How the Web Works
From URL to rendered page — DNS, HTTP, servers, browsers, and everything in between.
The 6-Step Journey of a Page Load
Every time you type a URL or click a link, a remarkable sequence of events unfolds in milliseconds. Understanding these steps helps explain why websites behave the way they do and why performance matters.
1. DNS Resolution
Your browser doesn't know where `example.com` actually lives. DNS (Domain Name System) translates human-readable domain names into IP addresses (like 93.184.216.34). Your device queries a DNS server, which may consult multiple other servers to find the answer.
Typical time: 50–300ms (cached: 1–10ms)
2. TCP Connection (Handshake)
Now your browser knows the IP address. It opens a TCP (Transmission Control Protocol) connection with the server—a three-step handshake that establishes a reliable communication channel. This is why network latency (distance between you and the server) directly impacts load time.
Typical time: 50–500ms (influenced by geography)
3. TLS Negotiation (for HTTPS)
If the site uses HTTPS (which it should), the browser and server perform a TLS (Transport Layer Security) handshake to encrypt the connection. This adds another round-trip to the server. Modern protocols like TLS 1.3 have optimized this, but it still costs time.
Typical time: 0–200ms (already included in HTTP/3)
4. HTTP Request
The browser sends an HTTP request to the server: "GET /index.html HTTP/1.1" along with headers (cookies, user-agent, etc.). This request travels across the network to the server.
Typical time: latency one-way
5. Server Processing & HTTP Response
The server receives the request, processes it (queries a database, runs application logic), and sends back an HTTP response with the HTML, status code (200 OK), headers, and body. The time spent here varies enormously—simple static pages are instant, but database queries can add seconds.
Typical time: 10ms–2000ms+ (depends on backend complexity)
6. Browser Rendering & Additional Requests
The browser parses the HTML, builds the DOM (Document Object Model), and begins rendering. It discovers linked CSS and JavaScript files, images, fonts, and makes additional HTTP requests for each. CSS blocks rendering, JavaScript can block parsing. The browser applies styles, renders the page, and executes JavaScript, which may fetch more data asynchronously.

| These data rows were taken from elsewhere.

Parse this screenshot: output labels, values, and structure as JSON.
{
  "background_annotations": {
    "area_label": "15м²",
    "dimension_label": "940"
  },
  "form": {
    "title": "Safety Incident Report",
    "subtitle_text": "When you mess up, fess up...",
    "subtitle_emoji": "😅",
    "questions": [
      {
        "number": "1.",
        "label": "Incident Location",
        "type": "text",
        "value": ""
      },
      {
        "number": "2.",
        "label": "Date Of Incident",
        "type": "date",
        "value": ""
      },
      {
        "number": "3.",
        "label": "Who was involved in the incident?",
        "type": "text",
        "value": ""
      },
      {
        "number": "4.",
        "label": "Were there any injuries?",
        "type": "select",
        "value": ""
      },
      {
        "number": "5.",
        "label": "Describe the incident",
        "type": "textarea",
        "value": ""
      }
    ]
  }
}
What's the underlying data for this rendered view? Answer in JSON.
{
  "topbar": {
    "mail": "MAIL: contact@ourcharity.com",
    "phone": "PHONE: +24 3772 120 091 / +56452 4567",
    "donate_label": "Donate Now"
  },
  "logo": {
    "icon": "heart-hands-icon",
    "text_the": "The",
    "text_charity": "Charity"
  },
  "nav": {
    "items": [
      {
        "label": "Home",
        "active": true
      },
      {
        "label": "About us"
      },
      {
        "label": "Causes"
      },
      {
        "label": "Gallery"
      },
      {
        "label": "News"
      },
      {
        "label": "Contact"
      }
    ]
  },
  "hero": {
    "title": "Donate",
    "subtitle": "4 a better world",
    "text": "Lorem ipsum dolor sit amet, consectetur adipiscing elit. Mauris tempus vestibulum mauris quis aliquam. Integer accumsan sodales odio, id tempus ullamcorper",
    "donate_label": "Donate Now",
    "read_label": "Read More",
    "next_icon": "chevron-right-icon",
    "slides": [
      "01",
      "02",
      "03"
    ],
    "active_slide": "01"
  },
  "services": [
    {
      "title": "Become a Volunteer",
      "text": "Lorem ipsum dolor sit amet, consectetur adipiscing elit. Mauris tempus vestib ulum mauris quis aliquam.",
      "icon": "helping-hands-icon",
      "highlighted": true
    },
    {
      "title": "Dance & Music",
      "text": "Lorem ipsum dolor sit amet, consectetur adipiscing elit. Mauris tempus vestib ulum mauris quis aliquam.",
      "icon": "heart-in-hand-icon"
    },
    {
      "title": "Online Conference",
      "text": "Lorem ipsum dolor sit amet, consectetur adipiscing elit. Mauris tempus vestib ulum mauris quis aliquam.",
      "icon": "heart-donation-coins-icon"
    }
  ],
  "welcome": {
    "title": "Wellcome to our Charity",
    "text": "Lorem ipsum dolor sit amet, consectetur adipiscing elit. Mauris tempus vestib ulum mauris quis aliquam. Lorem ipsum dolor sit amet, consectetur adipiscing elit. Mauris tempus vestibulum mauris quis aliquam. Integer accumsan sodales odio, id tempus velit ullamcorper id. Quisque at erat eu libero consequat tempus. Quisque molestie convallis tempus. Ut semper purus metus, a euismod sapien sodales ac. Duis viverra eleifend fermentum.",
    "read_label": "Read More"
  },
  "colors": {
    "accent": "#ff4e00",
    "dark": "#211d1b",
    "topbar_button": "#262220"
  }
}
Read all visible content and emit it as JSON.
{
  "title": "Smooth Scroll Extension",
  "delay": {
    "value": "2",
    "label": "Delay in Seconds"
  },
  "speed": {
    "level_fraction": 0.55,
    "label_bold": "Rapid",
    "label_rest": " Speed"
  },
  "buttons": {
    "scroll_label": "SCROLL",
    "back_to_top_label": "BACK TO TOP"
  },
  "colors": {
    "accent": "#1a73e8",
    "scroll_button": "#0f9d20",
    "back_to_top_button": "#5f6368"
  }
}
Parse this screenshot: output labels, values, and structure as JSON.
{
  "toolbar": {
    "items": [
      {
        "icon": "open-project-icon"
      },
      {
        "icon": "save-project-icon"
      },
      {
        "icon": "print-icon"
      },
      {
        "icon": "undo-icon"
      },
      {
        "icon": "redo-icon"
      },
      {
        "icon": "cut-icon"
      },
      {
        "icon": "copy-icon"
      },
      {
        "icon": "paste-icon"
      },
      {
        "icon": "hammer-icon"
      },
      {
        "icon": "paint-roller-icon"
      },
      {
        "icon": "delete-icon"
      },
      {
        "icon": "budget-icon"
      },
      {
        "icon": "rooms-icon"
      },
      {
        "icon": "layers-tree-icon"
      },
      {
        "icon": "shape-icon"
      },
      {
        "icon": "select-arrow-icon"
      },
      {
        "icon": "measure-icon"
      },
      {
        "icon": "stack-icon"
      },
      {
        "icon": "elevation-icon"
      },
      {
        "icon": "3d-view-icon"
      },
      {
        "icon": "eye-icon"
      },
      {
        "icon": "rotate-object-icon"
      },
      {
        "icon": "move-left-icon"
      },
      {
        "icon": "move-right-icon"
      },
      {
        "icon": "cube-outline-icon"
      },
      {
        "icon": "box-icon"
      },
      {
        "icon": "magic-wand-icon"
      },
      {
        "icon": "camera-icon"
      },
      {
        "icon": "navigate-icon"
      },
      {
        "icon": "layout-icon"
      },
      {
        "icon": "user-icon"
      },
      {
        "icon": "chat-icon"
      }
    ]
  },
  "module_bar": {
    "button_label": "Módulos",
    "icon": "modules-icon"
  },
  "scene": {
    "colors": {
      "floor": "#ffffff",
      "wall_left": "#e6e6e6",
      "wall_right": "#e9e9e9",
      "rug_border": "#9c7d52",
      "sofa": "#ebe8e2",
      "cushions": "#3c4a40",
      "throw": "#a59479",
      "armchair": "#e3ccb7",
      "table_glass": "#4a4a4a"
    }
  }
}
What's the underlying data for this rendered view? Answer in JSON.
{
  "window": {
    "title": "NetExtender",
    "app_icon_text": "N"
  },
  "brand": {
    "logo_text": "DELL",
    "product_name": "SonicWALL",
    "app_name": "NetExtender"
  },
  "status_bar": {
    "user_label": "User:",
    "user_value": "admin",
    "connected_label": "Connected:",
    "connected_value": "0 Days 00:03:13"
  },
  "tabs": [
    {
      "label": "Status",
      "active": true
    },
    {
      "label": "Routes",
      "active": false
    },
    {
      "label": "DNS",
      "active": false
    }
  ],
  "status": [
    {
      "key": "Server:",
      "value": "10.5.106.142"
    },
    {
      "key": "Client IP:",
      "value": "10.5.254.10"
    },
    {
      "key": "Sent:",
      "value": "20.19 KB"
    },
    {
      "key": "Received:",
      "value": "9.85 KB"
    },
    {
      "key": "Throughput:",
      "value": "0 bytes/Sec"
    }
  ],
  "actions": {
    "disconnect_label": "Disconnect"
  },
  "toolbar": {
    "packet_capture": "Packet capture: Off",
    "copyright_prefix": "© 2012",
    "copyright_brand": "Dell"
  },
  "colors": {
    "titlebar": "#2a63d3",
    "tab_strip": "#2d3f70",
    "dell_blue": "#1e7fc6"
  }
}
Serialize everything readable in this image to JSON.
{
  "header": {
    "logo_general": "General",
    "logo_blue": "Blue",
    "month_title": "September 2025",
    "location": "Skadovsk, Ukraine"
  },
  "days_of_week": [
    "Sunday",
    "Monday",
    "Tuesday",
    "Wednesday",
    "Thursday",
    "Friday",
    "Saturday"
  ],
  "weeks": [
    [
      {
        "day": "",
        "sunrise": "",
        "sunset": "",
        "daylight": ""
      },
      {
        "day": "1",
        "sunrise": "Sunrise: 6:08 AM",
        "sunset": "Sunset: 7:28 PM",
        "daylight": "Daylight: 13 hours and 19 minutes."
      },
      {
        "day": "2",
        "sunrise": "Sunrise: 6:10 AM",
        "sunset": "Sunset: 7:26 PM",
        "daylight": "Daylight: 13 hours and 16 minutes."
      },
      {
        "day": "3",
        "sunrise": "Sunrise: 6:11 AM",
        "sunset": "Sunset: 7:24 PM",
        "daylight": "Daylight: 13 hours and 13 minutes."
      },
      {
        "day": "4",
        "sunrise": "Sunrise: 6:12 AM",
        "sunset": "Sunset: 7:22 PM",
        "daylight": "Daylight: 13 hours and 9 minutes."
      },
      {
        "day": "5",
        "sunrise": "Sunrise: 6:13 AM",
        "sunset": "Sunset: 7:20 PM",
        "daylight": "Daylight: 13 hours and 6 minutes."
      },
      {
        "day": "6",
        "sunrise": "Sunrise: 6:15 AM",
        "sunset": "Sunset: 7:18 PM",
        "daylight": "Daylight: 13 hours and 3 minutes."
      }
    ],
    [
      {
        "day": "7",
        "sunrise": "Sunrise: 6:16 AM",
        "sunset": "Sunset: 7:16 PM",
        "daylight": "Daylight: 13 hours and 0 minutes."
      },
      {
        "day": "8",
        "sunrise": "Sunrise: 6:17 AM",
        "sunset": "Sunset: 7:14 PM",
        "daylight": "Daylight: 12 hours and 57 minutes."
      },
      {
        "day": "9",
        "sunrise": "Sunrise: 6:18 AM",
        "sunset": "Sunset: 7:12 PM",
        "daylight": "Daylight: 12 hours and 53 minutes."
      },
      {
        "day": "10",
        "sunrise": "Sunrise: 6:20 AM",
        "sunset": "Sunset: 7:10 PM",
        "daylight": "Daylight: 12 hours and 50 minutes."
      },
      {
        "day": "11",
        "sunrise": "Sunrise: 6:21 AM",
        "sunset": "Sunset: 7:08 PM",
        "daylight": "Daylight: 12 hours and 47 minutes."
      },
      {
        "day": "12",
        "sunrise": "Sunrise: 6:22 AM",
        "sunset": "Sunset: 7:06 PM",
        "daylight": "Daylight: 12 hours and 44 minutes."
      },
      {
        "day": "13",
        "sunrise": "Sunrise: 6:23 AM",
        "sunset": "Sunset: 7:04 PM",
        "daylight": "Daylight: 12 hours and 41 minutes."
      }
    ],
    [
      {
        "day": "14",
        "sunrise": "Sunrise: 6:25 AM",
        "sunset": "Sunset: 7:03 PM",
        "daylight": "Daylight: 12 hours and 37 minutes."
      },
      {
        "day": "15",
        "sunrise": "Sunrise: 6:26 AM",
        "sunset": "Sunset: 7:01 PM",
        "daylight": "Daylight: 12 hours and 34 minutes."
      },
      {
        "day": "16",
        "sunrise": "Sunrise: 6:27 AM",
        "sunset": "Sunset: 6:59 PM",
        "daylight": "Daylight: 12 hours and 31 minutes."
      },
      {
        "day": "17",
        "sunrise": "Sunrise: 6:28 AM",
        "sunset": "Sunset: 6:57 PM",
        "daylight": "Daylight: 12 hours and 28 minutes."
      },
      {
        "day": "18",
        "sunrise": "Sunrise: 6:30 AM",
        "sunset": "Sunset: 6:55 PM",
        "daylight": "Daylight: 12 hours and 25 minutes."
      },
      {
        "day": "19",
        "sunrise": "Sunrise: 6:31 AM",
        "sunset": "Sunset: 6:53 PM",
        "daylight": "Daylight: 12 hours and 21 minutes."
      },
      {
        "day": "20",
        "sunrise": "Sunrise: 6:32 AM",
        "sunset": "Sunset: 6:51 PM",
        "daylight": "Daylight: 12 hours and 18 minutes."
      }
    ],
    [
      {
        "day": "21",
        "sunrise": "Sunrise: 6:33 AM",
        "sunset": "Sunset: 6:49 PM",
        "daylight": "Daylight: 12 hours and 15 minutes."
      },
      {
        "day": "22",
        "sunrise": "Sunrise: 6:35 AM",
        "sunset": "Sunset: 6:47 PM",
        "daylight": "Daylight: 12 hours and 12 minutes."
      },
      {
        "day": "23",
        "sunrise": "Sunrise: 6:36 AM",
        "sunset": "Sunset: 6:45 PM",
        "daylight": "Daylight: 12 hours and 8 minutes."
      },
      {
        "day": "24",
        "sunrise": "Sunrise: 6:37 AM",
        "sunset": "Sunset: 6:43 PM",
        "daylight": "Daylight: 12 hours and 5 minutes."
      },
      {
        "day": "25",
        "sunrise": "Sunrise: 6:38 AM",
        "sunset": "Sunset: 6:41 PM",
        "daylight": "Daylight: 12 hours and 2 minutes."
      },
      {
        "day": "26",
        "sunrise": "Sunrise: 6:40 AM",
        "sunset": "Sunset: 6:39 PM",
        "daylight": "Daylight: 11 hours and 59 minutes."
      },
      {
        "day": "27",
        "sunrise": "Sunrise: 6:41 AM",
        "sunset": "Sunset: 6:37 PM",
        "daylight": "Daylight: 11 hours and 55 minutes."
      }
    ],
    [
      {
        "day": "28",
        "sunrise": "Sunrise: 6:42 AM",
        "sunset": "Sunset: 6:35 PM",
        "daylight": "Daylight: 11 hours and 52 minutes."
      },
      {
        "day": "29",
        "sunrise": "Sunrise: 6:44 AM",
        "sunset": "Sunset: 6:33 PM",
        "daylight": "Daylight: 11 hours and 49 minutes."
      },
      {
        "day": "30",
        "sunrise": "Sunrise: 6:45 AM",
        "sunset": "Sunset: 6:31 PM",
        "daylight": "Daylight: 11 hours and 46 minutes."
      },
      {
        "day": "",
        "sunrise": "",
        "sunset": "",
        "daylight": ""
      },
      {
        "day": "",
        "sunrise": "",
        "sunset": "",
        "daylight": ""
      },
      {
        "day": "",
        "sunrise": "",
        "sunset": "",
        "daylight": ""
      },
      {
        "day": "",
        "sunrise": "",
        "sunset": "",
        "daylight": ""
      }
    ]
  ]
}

Typical time: 100ms–5000ms+ (depends on asset complexity)
HTTP/2 and HTTP/3: Faster Protocols
HTTP/1.1 (released in 1997) required a new TCP connection for each file request, creating a "waterfall" of requests. Modern protocols fix this:
- HTTP/2:Multiplexes requests over a single connection, allowing the browser to request CSS, JavaScript, and images simultaneously. Supported by most modern servers since 2015.
- HTTP/3 (QUIC):Replaces TCP with UDP-based QUIC, eliminating the TCP handshake overhead. Reduces initial connection time and handles network transitions (switching from WiFi to mobile) more gracefully. Still rolling out but increasingly standard.
Caching: The Hidden Speedup
Caching stops requests before they happen. It exists at three levels:
Browser Cache
Your browser stores CSS, JavaScript, images, and other files locally based on cache headers (Cache-Control, Expires). Subsequent visits skip the network entirely for these files.
CDN / Edge Cache
Content Delivery Networks (CDNs) cache files at data centers around the world. Requests are served from the nearest location, reducing network latency dramatically.
Server-Side Cache
The application caches database results, rendered HTML, or computed data (Redis, Memcached) to avoid redundant work for every request. A database query result cached in Redis can be retrieved in microseconds instead of milliseconds.
Why This Matters for Cost and Performance
Understanding this journey shapes every decision in web development:
- Server location matters: A server closer to your users reduces step 2 (TCP) and 3 (TLS) latency. This is why CDNs and edge compute exist.
- File size impacts rendering: Large JavaScript or CSS files slow step 6. Minification, tree-shaking, and lazy loading reduce these.
- Database queries are expensive: Step 5 can dominate. Caching, indexing, and query optimization are critical for scale.
- Bandwidth vs. latency: You can download a 10MB file quickly, but you can't eliminate the 300ms round-trip to a distant server. Protocols, CDNs, and edge functions target latency.
- Caching compounds savings: Effective caching can eliminate 5 of the 6 steps on repeat visits. This is the fastest optimization available.